He had searched for his lost dog for about four days, with no luck. So Tan Say Meng's heart skipped a beat when he received a call from a man who claimed that he knew where the 12-month-old Shiba Inu was.
The caller, who identified himself as "Din", told Mr Tan that the dog, named Kuro, was at 426 Siglap Road. "Din" claimed to be the caretaker there.
"I rushed there hoping that Kuro was there, but upon arriving, I realised that the location was that of a Muslim cemetery," Mr Tan told My Paper.
"There was no caretaker there. I searched for Kuro for over an hour."
He returned the next day and saw the caretaker this time. He found out that Din was actually the name of the previous caretaker, who had not worked at the cemetery for a long time.
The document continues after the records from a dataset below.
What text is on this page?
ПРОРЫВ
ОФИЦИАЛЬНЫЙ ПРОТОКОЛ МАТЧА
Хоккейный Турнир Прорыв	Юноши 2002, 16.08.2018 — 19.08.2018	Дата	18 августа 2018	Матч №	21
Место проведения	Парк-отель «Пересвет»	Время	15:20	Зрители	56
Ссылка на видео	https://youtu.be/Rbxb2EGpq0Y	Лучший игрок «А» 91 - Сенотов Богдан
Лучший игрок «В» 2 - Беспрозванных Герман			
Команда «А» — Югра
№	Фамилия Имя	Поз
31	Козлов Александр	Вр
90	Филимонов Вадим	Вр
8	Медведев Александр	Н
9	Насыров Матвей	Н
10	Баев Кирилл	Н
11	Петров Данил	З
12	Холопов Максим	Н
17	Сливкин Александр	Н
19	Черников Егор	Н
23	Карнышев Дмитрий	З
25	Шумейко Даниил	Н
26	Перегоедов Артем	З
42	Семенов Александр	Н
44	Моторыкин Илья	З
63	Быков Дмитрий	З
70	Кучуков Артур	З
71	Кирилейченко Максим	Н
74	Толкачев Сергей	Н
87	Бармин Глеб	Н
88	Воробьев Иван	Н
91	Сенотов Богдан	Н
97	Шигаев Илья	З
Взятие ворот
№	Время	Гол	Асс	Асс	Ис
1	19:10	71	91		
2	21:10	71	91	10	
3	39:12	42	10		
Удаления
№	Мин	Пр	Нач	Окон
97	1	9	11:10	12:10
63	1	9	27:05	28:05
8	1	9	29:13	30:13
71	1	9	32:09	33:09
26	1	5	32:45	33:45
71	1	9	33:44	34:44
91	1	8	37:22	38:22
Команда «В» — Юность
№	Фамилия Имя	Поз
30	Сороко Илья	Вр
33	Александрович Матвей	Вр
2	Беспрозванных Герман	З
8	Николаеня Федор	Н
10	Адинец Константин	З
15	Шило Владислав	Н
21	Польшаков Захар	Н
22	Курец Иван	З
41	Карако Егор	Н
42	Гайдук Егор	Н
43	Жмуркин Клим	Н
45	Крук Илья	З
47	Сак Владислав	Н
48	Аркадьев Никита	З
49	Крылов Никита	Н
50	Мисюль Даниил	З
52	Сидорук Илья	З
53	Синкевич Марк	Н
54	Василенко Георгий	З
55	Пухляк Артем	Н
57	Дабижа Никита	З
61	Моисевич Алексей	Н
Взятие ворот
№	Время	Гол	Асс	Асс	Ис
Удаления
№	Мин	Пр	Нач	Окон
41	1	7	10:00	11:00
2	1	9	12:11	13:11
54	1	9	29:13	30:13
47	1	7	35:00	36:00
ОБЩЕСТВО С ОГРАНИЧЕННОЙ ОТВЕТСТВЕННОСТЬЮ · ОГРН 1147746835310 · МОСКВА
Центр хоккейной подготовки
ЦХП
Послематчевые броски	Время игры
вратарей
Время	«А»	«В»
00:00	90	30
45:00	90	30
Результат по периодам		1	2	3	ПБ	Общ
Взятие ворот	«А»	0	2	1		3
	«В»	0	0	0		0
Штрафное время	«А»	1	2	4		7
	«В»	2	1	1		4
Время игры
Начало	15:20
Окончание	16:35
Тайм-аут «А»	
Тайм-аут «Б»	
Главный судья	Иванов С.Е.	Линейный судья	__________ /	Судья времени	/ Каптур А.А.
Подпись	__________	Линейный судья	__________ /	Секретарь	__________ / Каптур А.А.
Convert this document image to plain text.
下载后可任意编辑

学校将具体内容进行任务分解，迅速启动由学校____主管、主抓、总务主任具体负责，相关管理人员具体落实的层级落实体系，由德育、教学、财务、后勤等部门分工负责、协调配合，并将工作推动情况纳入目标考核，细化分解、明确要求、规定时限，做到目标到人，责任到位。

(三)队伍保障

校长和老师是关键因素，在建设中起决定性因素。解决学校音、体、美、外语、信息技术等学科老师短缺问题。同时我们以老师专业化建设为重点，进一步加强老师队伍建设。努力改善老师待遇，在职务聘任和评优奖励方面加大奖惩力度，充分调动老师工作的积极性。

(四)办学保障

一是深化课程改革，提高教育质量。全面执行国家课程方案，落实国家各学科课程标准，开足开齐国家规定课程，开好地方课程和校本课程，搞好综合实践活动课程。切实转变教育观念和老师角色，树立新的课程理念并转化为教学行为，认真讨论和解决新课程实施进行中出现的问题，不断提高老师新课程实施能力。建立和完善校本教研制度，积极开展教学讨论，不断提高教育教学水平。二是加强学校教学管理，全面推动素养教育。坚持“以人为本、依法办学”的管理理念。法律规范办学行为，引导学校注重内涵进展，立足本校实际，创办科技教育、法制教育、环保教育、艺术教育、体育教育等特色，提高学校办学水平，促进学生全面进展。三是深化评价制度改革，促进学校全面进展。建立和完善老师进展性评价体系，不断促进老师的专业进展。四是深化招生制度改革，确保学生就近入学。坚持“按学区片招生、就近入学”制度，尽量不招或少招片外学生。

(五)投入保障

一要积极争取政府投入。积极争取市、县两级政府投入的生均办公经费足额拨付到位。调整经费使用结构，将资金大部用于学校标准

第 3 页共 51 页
Worse was to come for Mr Tan, who walks around his neighbourhood from 1am to 4am several nights a week to look for his beloved pet, which is afraid of people.
On Monday, he received a series of audio clips through WhatsApp. One clip claimed that the sender was now enjoying a hotdog that was Kuro at a fast-food joint. Another threatened to kill Kuro and then cook the dog.
In fact, Mr Tan, a businessman, has been harassed by prank calls and messages ever since his appeal for help in finding Kuro went public with posters and a post on citizen journalism website Stomp.
On Oct 5, for instance, he received a message claiming that Kuro was with a "Robert", whose contact details had been included in the message.
Mr Tan rang the number a few times but the phone was switched off. Thinking it suspicious, he lodged a police report.
When the police tried calling "Robert" using an untraceable number, "Robert" answered the call but hung up when the police began questioning him.
Kuro went missing after it slipped off its lead while out for a walk at Telok Kurau park on Sept 20 with Mr Tan's older son, 16.
Lianhe Wanbao reported that Mr Tan's kids miss the dog terribly, and have been unable to sleep, with the older one even refusing to attend school.
"It has affected his school performance as he is quite attached to the dog," said Mr Tan of his older boy.
The businessman, who sometimes walks as much as 10km in search of Kuro, has since notified the Singapore Society for the Prevention of Cruelty to Animals (SPCA) and Agri-Food and Veterinary Authority of Singapore.
He is offering a reward of $1,000 and hopes that will be enough to bring Kuro home.
"I just want my dog back," he said. "If someone has my dog, and doesn't want to contact me directly, go to the relevant authorities."
Corinne Fong, executive director of the SPCA, called the harassment Mr Tan has been receiving "deplorable".
"It is insensitive to do this. They are acting like morons and should be stopped. If the same thing happens to you, how would you feel?"